Hello, I am confused with the purpose of measuring the perimeter of the robot, this statement is found on bottom of page 63
Once you have installed everything but your bumpers, wrap a piece of string around your robot at the level of your bumpers, and pull it tight. Just like in geometry class, the length of string is the frame perimeter of your robot. Note that minor protrusions such as bolt heads and other fasteners are allowed to extend past this perimeter, but no more than 1/4 inch.
Start with the Bumper Zone:
R23. BUMPERS must be located entirely within the BUMPER ZONE, which is the volume contained
between the floor and a virtual horizontal plane 7 in. (~17 cm) above the floor in reference to the
ROBOT standing normally on a flat floor. BUMPERS do not have to be parallel to the floor
So your Bumpers must be at or below 7" off the floor
Now this…
The ROBOT (excluding BUMPERS) must have a FRAME PERIMETER, contained within the BUMPER ZONE made up of fixed, non-articulated structural elements of the ROBOT
Then pull string around it This is your FRAME PERIMETER.
To recap its the robot frame below 7" that defines your frame polygon.
The importance of this is …In the STARTING CONFIGURATION which is how your robot starts each match : no part of the ROBOT shall extend outside the vertical projection of the FRAME PERIMETER, with the exception of its BUMPERS
So lets say you have a gear mechanism at 13 inches and during Tele-op you want to reach to 37" well that mechanism must START within your frame perimeter which when measured at the BUMPER ZONE and you extention is 5" longer than your frame. …so you would need and articulating mechanism to reach to 37" during Tele as at START it would stick way beyond your FRAME PERIMITER.

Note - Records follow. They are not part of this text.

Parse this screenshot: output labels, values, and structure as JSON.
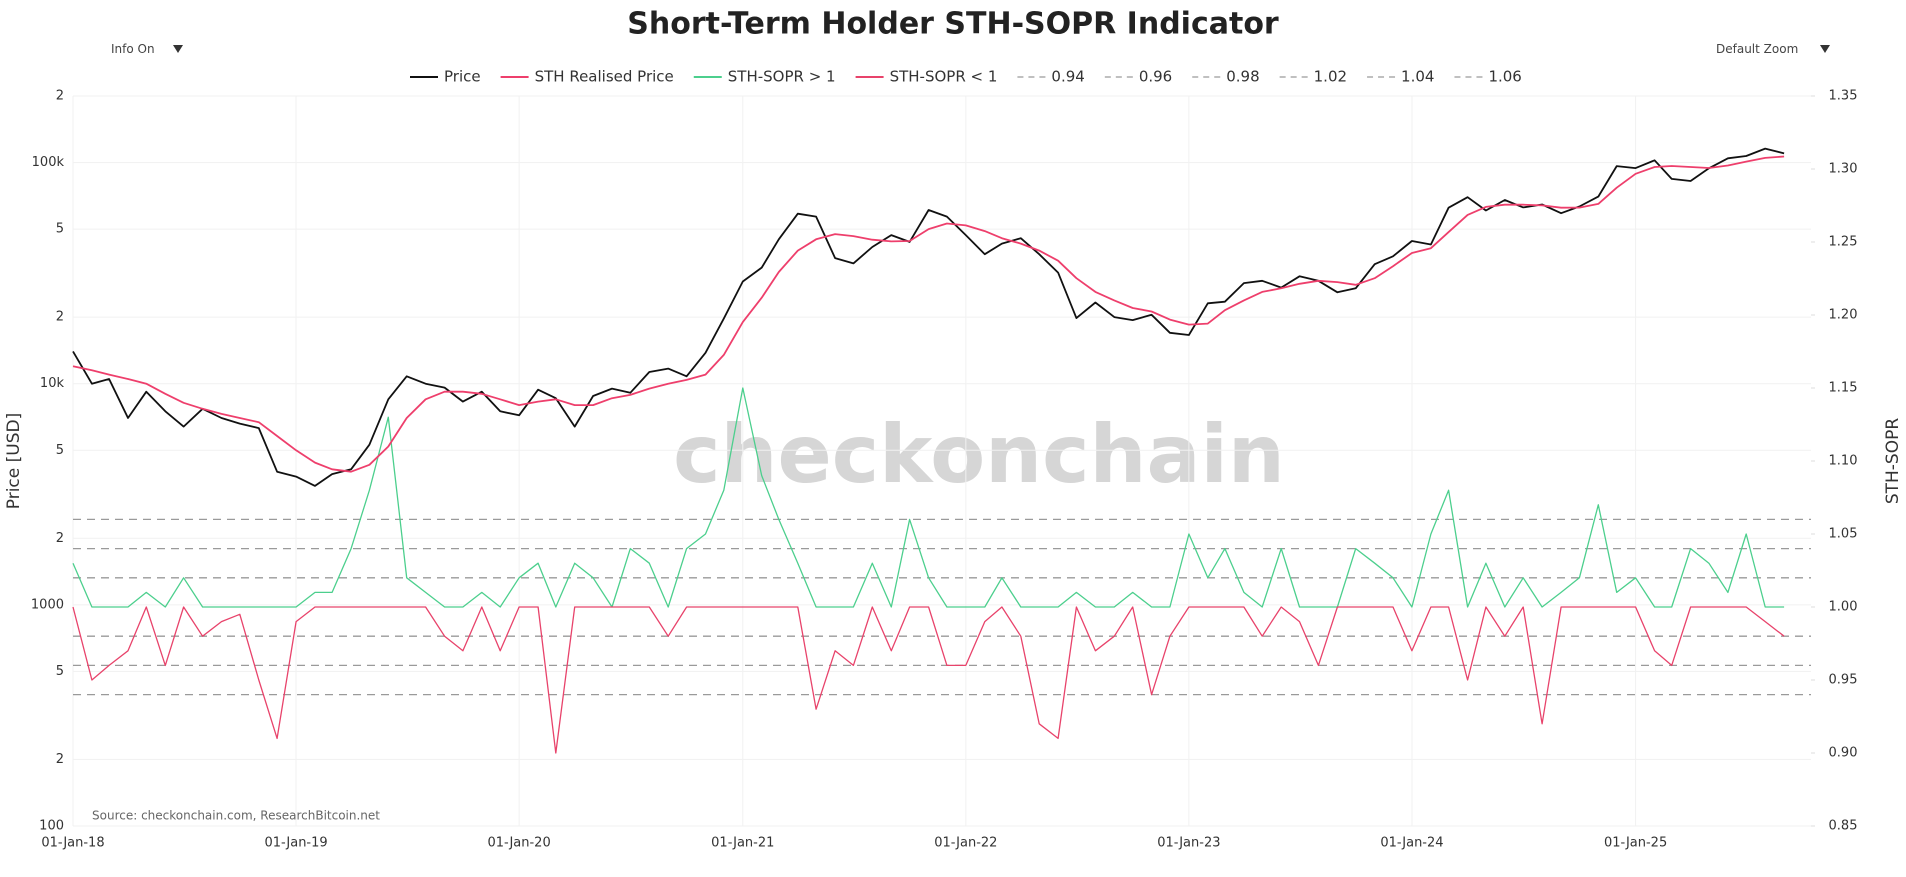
{
  "controls": {
    "info": "Info On",
    "zoom": "Default Zoom"
  },
  "chart_data": {
    "type": "line",
    "title": "Short-Term Holder STH-SOPR Indicator",
    "ylabel": "Price [USD]",
    "y2label": "STH-SOPR",
    "source": "Source: checkonchain.com, ResearchBitcoin.net",
    "watermark": "checkonchain",
    "log_y": true,
    "grid": true,
    "x": [
      "2018-01-01",
      "2018-02-01",
      "2018-03-01",
      "2018-04-01",
      "2018-05-01",
      "2018-06-01",
      "2018-07-01",
      "2018-08-01",
      "2018-09-01",
      "2018-10-01",
      "2018-11-01",
      "2018-12-01",
      "2019-01-01",
      "2019-02-01",
      "2019-03-01",
      "2019-04-01",
      "2019-05-01",
      "2019-06-01",
      "2019-07-01",
      "2019-08-01",
      "2019-09-01",
      "2019-10-01",
      "2019-11-01",
      "2019-12-01",
      "2020-01-01",
      "2020-02-01",
      "2020-03-01",
      "2020-04-01",
      "2020-05-01",
      "2020-06-01",
      "2020-07-01",
      "2020-08-01",
      "2020-09-01",
      "2020-10-01",
      "2020-11-01",
      "2020-12-01",
      "2021-01-01",
      "2021-02-01",
      "2021-03-01",
      "2021-04-01",
      "2021-05-01",
      "2021-06-01",
      "2021-07-01",
      "2021-08-01",
      "2021-09-01",
      "2021-10-01",
      "2021-11-01",
      "2021-12-01",
      "2022-01-01",
      "2022-02-01",
      "2022-03-01",
      "2022-04-01",
      "2022-05-01",
      "2022-06-01",
      "2022-07-01",
      "2022-08-01",
      "2022-09-01",
      "2022-10-01",
      "2022-11-01",
      "2022-12-01",
      "2023-01-01",
      "2023-02-01",
      "2023-03-01",
      "2023-04-01",
      "2023-05-01",
      "2023-06-01",
      "2023-07-01",
      "2023-08-01",
      "2023-09-01",
      "2023-10-01",
      "2023-11-01",
      "2023-12-01",
      "2024-01-01",
      "2024-02-01",
      "2024-03-01",
      "2024-04-01",
      "2024-05-01",
      "2024-06-01",
      "2024-07-01",
      "2024-08-01",
      "2024-09-01",
      "2024-10-01",
      "2024-11-01",
      "2024-12-01",
      "2025-01-01",
      "2025-02-01",
      "2025-03-01",
      "2025-04-01",
      "2025-05-01",
      "2025-06-01",
      "2025-07-01",
      "2025-08-01",
      "2025-09-01"
    ],
    "xlim": [
      "2018-01-01",
      "2025-10-15"
    ],
    "xticks": [
      {
        "value": "2018-01-01",
        "label": "01-Jan-18"
      },
      {
        "value": "2019-01-01",
        "label": "01-Jan-19"
      },
      {
        "value": "2020-01-01",
        "label": "01-Jan-20"
      },
      {
        "value": "2021-01-01",
        "label": "01-Jan-21"
      },
      {
        "value": "2022-01-01",
        "label": "01-Jan-22"
      },
      {
        "value": "2023-01-01",
        "label": "01-Jan-23"
      },
      {
        "value": "2024-01-01",
        "label": "01-Jan-24"
      },
      {
        "value": "2025-01-01",
        "label": "01-Jan-25"
      }
    ],
    "ylim": [
      100,
      200000
    ],
    "yticks": [
      100,
      {
        "value": 200,
        "label": "2"
      },
      {
        "value": 500,
        "label": "5"
      },
      1000,
      {
        "value": 2000,
        "label": "2"
      },
      {
        "value": 5000,
        "label": "5"
      },
      {
        "value": 10000,
        "label": "10k"
      },
      {
        "value": 20000,
        "label": "2"
      },
      {
        "value": 50000,
        "label": "5"
      },
      {
        "value": 100000,
        "label": "100k"
      },
      {
        "value": 200000,
        "label": "2"
      }
    ],
    "y2lim": [
      0.85,
      1.35
    ],
    "y2ticks": [
      0.85,
      {
        "value": 0.9,
        "label": "0.90"
      },
      0.95,
      {
        "value": 1.0,
        "label": "1.00"
      },
      1.05,
      {
        "value": 1.1,
        "label": "1.10"
      },
      1.15,
      {
        "value": 1.2,
        "label": "1.20"
      },
      1.25,
      {
        "value": 1.3,
        "label": "1.30"
      },
      1.35
    ],
    "series": [
      {
        "name": "Price",
        "color": "#111111",
        "values": [
          14000,
          10000,
          10500,
          7000,
          9200,
          7500,
          6400,
          7700,
          7000,
          6600,
          6300,
          4000,
          3800,
          3450,
          3900,
          4100,
          5300,
          8500,
          10800,
          10000,
          9600,
          8300,
          9200,
          7500,
          7200,
          9400,
          8600,
          6400,
          8800,
          9500,
          9100,
          11300,
          11700,
          10800,
          13800,
          19700,
          29000,
          33500,
          45000,
          58700,
          57000,
          37000,
          35000,
          41500,
          47000,
          43800,
          61000,
          57000,
          47000,
          38500,
          43000,
          45500,
          38500,
          31800,
          19800,
          23300,
          20000,
          19400,
          20500,
          17000,
          16600,
          23100,
          23500,
          28500,
          29200,
          27200,
          30600,
          29200,
          25900,
          27000,
          34700,
          37700,
          44200,
          42600,
          62500,
          69700,
          60700,
          67700,
          62700,
          64600,
          59000,
          63300,
          70200,
          96400,
          94400,
          102400,
          84400,
          82500,
          94200,
          104600,
          107100,
          115700,
          110000
        ]
      },
      {
        "name": "STH Realised Price",
        "color": "#ee3f6c",
        "values": [
          12000,
          11500,
          11000,
          10500,
          10000,
          9000,
          8200,
          7700,
          7300,
          7000,
          6700,
          5800,
          5000,
          4400,
          4100,
          4000,
          4300,
          5200,
          7000,
          8500,
          9200,
          9200,
          9000,
          8500,
          8000,
          8300,
          8500,
          8000,
          8000,
          8600,
          8900,
          9500,
          10000,
          10400,
          11000,
          13500,
          19000,
          24500,
          32000,
          40000,
          45000,
          47500,
          46500,
          44800,
          44000,
          44200,
          50000,
          53000,
          52000,
          49000,
          45500,
          43000,
          40000,
          36000,
          30000,
          26000,
          23800,
          22000,
          21200,
          19500,
          18500,
          18700,
          21500,
          23800,
          26000,
          27000,
          28300,
          29200,
          28800,
          28000,
          30000,
          34000,
          39000,
          41000,
          48500,
          58000,
          63000,
          64500,
          64500,
          64000,
          62500,
          62600,
          65000,
          77000,
          89000,
          95500,
          96500,
          95500,
          94500,
          97000,
          101000,
          105000,
          106500
        ]
      },
      {
        "name": "STH-SOPR > 1",
        "color": "#4ccf8d",
        "axis": "y2",
        "values": [
          1.03,
          1,
          1,
          1,
          1.01,
          1,
          1.02,
          1,
          1,
          1,
          1,
          1,
          1,
          1.01,
          1.01,
          1.04,
          1.08,
          1.13,
          1.02,
          1.01,
          1,
          1,
          1.01,
          1,
          1.02,
          1.03,
          1,
          1.03,
          1.02,
          1,
          1.04,
          1.03,
          1,
          1.04,
          1.05,
          1.08,
          1.15,
          1.09,
          1.06,
          1.03,
          1,
          1,
          1,
          1.03,
          1,
          1.06,
          1.02,
          1,
          1,
          1,
          1.02,
          1,
          1,
          1,
          1.01,
          1,
          1,
          1.01,
          1,
          1,
          1.05,
          1.02,
          1.04,
          1.01,
          1,
          1.04,
          1,
          1,
          1,
          1.04,
          1.03,
          1.02,
          1,
          1.05,
          1.08,
          1,
          1.03,
          1,
          1.02,
          1,
          1.01,
          1.02,
          1.07,
          1.01,
          1.02,
          1,
          1,
          1.04,
          1.03,
          1.01,
          1.05,
          1,
          1
        ]
      },
      {
        "name": "STH-SOPR < 1",
        "color": "#e8436b",
        "axis": "y2",
        "values": [
          1,
          0.95,
          0.96,
          0.97,
          1,
          0.96,
          1,
          0.98,
          0.99,
          0.995,
          0.95,
          0.91,
          0.99,
          1,
          1,
          1,
          1,
          1,
          1,
          1,
          0.98,
          0.97,
          1,
          0.97,
          1,
          1,
          0.9,
          1,
          1,
          1,
          1,
          1,
          0.98,
          1,
          1,
          1,
          1,
          1,
          1,
          1,
          0.93,
          0.97,
          0.96,
          1,
          0.97,
          1,
          1,
          0.96,
          0.96,
          0.99,
          1,
          0.98,
          0.92,
          0.91,
          1,
          0.97,
          0.98,
          1,
          0.94,
          0.98,
          1,
          1,
          1,
          1,
          0.98,
          1,
          0.99,
          0.96,
          1,
          1,
          1,
          1,
          0.97,
          1,
          1,
          0.95,
          1,
          0.98,
          1,
          0.92,
          1,
          1,
          1,
          1,
          1,
          0.97,
          0.96,
          1,
          1,
          1,
          1,
          0.99,
          0.98
        ]
      }
    ],
    "hlines": [
      0.94,
      0.96,
      0.98,
      1.02,
      1.04,
      1.06
    ],
    "hline_color": "#9a9a9a"
  }
}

I’ll try to clarify a little bit.
There are two measurements affecting your robot:
–Volume: The volume your robot needs to fit in during the match.
–Frame Perimeter (which is NOT robot frame, but is determined by it): This restricts your starting volume, and is where your bumpers attach. In the past, it’s also been your robot’s size restriction, but not this year.

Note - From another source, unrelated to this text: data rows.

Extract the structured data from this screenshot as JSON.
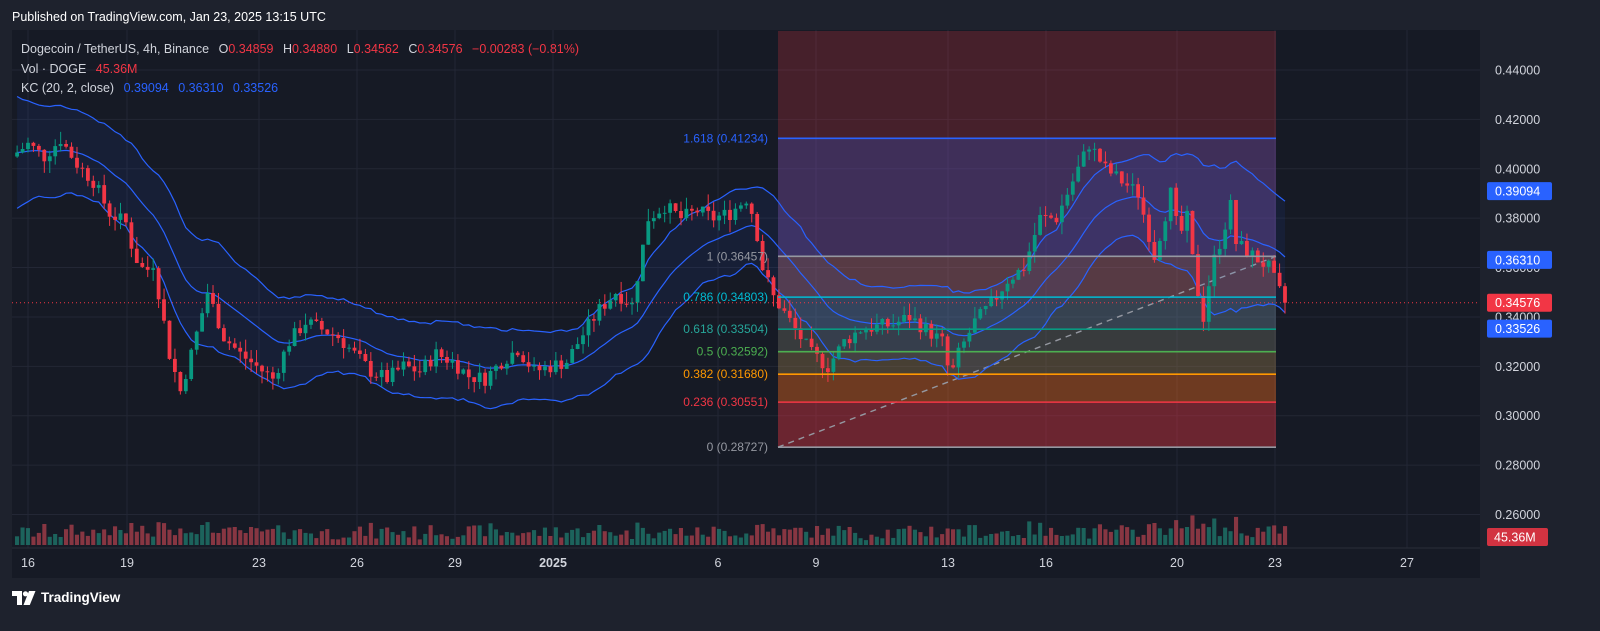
{
  "header": {
    "published": "Published on TradingView.com, Jan 23, 2025 13:15 UTC"
  },
  "legend": {
    "symbol": "Dogecoin / TetherUS, 4h, Binance",
    "open_label": "O",
    "open": "0.34859",
    "high_label": "H",
    "high": "0.34880",
    "low_label": "L",
    "low": "0.34562",
    "close_label": "C",
    "close": "0.34576",
    "change": "−0.00283 (−0.81%)",
    "vol_label": "Vol · DOGE",
    "vol_value": "45.36M",
    "kc_label": "KC (20, 2, close)",
    "kc_upper": "0.39094",
    "kc_basis": "0.36310",
    "kc_lower": "0.33526"
  },
  "footer": {
    "brand": "TradingView",
    "logo_icon": "tradingview-logo-icon"
  },
  "chart_data": {
    "type": "candlestick",
    "symbol": "DOGE/USDT",
    "interval": "4h",
    "exchange": "Binance",
    "ylim": [
      0.25,
      0.45
    ],
    "y_ticks": [
      "0.26000",
      "0.28000",
      "0.30000",
      "0.32000",
      "0.34000",
      "0.36000",
      "0.38000",
      "0.40000",
      "0.42000",
      "0.44000"
    ],
    "x_ticks": [
      "16",
      "19",
      "23",
      "26",
      "29",
      "2025",
      "6",
      "9",
      "13",
      "16",
      "20",
      "23",
      "27"
    ],
    "price_labels": [
      {
        "value": "0.39094",
        "price": 0.39094,
        "color": "#2962ff"
      },
      {
        "value": "0.36310",
        "price": 0.3631,
        "color": "#2962ff"
      },
      {
        "value": "0.34576",
        "price": 0.34576,
        "color": "#f23645"
      },
      {
        "value": "0.33526",
        "price": 0.33526,
        "color": "#2962ff"
      }
    ],
    "volume_label": "45.36M",
    "fibonacci": [
      {
        "label": "1.618 (0.41234)",
        "ratio": "1.618",
        "price": 0.41234,
        "color": "#2962ff",
        "label_color": "#2962ff"
      },
      {
        "label": "1 (0.36457)",
        "ratio": "1",
        "price": 0.36457,
        "color": "#9598a1",
        "label_color": "#9598a1"
      },
      {
        "label": "0.786 (0.34803)",
        "ratio": "0.786",
        "price": 0.34803,
        "color": "#00bcd4",
        "label_color": "#00bcd4"
      },
      {
        "label": "0.618 (0.33504)",
        "ratio": "0.618",
        "price": 0.33504,
        "color": "#089981",
        "label_color": "#26a69a"
      },
      {
        "label": "0.5 (0.32592)",
        "ratio": "0.5",
        "price": 0.32592,
        "color": "#4caf50",
        "label_color": "#4caf50"
      },
      {
        "label": "0.382 (0.31680)",
        "ratio": "0.382",
        "price": 0.3168,
        "color": "#ff9800",
        "label_color": "#ff9800"
      },
      {
        "label": "0.236 (0.30551)",
        "ratio": "0.236",
        "price": 0.30551,
        "color": "#f23645",
        "label_color": "#f23645"
      },
      {
        "label": "0 (0.28727)",
        "ratio": "0",
        "price": 0.28727,
        "color": "#9598a1",
        "label_color": "#9598a1"
      }
    ],
    "keltner_current": {
      "upper": 0.39094,
      "basis": 0.3631,
      "lower": 0.33526
    },
    "close_path": [
      [
        "Dec 15 12:00",
        0.405
      ],
      [
        "Dec 16",
        0.41
      ],
      [
        "Dec 16 12:00",
        0.405
      ],
      [
        "Dec 17",
        0.412
      ],
      [
        "Dec 17 12:00",
        0.402
      ],
      [
        "Dec 18",
        0.395
      ],
      [
        "Dec 18 12:00",
        0.382
      ],
      [
        "Dec 19",
        0.378
      ],
      [
        "Dec 19 06:00",
        0.365
      ],
      [
        "Dec 19 14:00",
        0.358
      ],
      [
        "Dec 19 20:00",
        0.362
      ],
      [
        "Dec 20",
        0.35
      ],
      [
        "Dec 20 08:00",
        0.325
      ],
      [
        "Dec 20 16:00",
        0.31
      ],
      [
        "Dec 21",
        0.325
      ],
      [
        "Dec 21 12:00",
        0.35
      ],
      [
        "Dec 22",
        0.332
      ],
      [
        "Dec 22 12:00",
        0.325
      ],
      [
        "Dec 23",
        0.32
      ],
      [
        "Dec 23 12:00",
        0.315
      ],
      [
        "Dec 24",
        0.33
      ],
      [
        "Dec 24 12:00",
        0.338
      ],
      [
        "Dec 25",
        0.335
      ],
      [
        "Dec 25 12:00",
        0.332
      ],
      [
        "Dec 26",
        0.325
      ],
      [
        "Dec 26 12:00",
        0.318
      ],
      [
        "Dec 27",
        0.315
      ],
      [
        "Dec 27 12:00",
        0.32
      ],
      [
        "Dec 28",
        0.318
      ],
      [
        "Dec 28 12:00",
        0.325
      ],
      [
        "Dec 29",
        0.322
      ],
      [
        "Dec 29 12:00",
        0.316
      ],
      [
        "Dec 30",
        0.315
      ],
      [
        "Dec 30 12:00",
        0.322
      ],
      [
        "Dec 31",
        0.327
      ],
      [
        "Dec 31 12:00",
        0.318
      ],
      [
        "Jan 1",
        0.32
      ],
      [
        "Jan 1 12:00",
        0.322
      ],
      [
        "Jan 2",
        0.333
      ],
      [
        "Jan 2 12:00",
        0.343
      ],
      [
        "Jan 3",
        0.35
      ],
      [
        "Jan 3 12:00",
        0.345
      ],
      [
        "Jan 4",
        0.38
      ],
      [
        "Jan 4 12:00",
        0.385
      ],
      [
        "Jan 5",
        0.38
      ],
      [
        "Jan 5 12:00",
        0.383
      ],
      [
        "Jan 6",
        0.38
      ],
      [
        "Jan 6 12:00",
        0.382
      ],
      [
        "Jan 7",
        0.388
      ],
      [
        "Jan 7 06:00",
        0.38
      ],
      [
        "Jan 7 12:00",
        0.36
      ],
      [
        "Jan 7 20:00",
        0.348
      ],
      [
        "Jan 8",
        0.345
      ],
      [
        "Jan 8 12:00",
        0.335
      ],
      [
        "Jan 9",
        0.325
      ],
      [
        "Jan 9 12:00",
        0.32
      ],
      [
        "Jan 10",
        0.33
      ],
      [
        "Jan 10 12:00",
        0.335
      ],
      [
        "Jan 11",
        0.336
      ],
      [
        "Jan 11 12:00",
        0.337
      ],
      [
        "Jan 12",
        0.34
      ],
      [
        "Jan 12 12:00",
        0.335
      ],
      [
        "Jan 13",
        0.33
      ],
      [
        "Jan 13 06:00",
        0.315
      ],
      [
        "Jan 13 12:00",
        0.325
      ],
      [
        "Jan 14",
        0.338
      ],
      [
        "Jan 14 12:00",
        0.345
      ],
      [
        "Jan 15",
        0.355
      ],
      [
        "Jan 15 12:00",
        0.36
      ],
      [
        "Jan 16",
        0.38
      ],
      [
        "Jan 16 12:00",
        0.38
      ],
      [
        "Jan 17",
        0.395
      ],
      [
        "Jan 17 12:00",
        0.41
      ],
      [
        "Jan 18",
        0.4
      ],
      [
        "Jan 18 12:00",
        0.395
      ],
      [
        "Jan 19",
        0.39
      ],
      [
        "Jan 19 12:00",
        0.365
      ],
      [
        "Jan 20",
        0.39
      ],
      [
        "Jan 20 06:00",
        0.372
      ],
      [
        "Jan 20 12:00",
        0.38
      ],
      [
        "Jan 20 18:00",
        0.355
      ],
      [
        "Jan 21",
        0.34
      ],
      [
        "Jan 21 06:00",
        0.36
      ],
      [
        "Jan 21 12:00",
        0.37
      ],
      [
        "Jan 21 20:00",
        0.385
      ],
      [
        "Jan 22",
        0.37
      ],
      [
        "Jan 22 12:00",
        0.365
      ],
      [
        "Jan 23",
        0.36
      ],
      [
        "Jan 23 08:00",
        0.35
      ],
      [
        "Jan 23 12:00",
        0.34576
      ]
    ],
    "grid": "on",
    "legend_position": "top-left"
  }
}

Now, the real purpose of Frame Perimeter: Take a string and wrap it around your frame in the bumper zone, stretching tightly. (You may want to use long surgical tubing, or a bungee cord, instead of string.) Anywhere the string changes direction is a corner of the Frame Perimeter, and needs to have bumpers on both sides for 6" from that corner, that are constructed and supported per the bumper rules. (And, in perimeter-measuring years, if it was longer than a certain length, you’d be figuring out how to shorten it. Don’t worry about that this year.)